The decision to kill the column came as some media commentary was suggesting darkly that the Register printed the story on Overholser and Westphal ? which reported that both were divorcing their spouses and had bought a house together ? as some sort of revenge against their famous and outspoken former editor.
"Nothing stings like a spurned employer with a printing press. After former editor skewers Gannett chain, she reads all about her divorce," read the headline on the front-page Wall Street Journal account of the controversy.
Offenburger's killed column, however, was an angry cri de coeur from a Register journalist who believes Overholser and Westphal made the reporters there "look like chumps."
In a telephone interview, Offenburger said he was particularly upset to learn about the personal circumstances involved in the pair's departure because he had sided with them in print when they left.
"In the next column rotation, I said Geneva and David were great journalists and great friends of ours and they were leaving for the reasons they were saying. And that if [publisher Charles] Edwards [Jr.] did not make changes, then Geneva and David wouldn't be the last people walking out the door," Offenburger said.
When he and other journalists learned of the personal relationship between Overholser and Westphal, Offenburger said, "We just didn't feel like we got the whole truth ? we feel upset about that."

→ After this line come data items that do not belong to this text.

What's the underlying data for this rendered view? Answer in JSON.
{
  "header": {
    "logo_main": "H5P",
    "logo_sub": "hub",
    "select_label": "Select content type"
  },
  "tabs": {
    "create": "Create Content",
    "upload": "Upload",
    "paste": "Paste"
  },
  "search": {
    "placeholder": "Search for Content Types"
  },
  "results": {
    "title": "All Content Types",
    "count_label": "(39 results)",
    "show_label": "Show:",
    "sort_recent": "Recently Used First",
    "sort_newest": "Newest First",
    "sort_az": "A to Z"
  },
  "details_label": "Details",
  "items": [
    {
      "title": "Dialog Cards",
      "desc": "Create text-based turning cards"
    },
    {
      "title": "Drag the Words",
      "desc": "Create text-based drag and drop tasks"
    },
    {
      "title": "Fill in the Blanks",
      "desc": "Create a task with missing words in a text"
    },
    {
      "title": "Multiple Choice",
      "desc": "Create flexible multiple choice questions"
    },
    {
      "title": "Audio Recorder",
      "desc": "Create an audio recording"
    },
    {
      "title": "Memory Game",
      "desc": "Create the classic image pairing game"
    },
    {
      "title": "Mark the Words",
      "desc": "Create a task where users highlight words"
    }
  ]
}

"This is a business where we deal in truth ? and the examination of other's lives," Offenburger said. "They're eligible for that kind of examination, too ? probably more so really than many people. And they need to be held to a high standard.
"Certainly [detailing personal factors] would have been painful and uncomfortable then," he continued, "but it's that right now. "And if they had (disclosed personal reasons to leave), the reams and reams of copy about all this probably would not have been written."
Offenburger said the Register was right to report personal details about two newsroom executives who had left eight months before.
"It's my opinion ? and I think it's widely held through the Des Moines Register newsroom and probably throughout Iowa ? if you are managing editor and editor of the Des Moines Register, you are certainly a public figure. Everything about you is of intense public interest," Offenburger said.
"My feeling on it," he added, "is whatever reasons they are leaving for should be openly noted and discussed."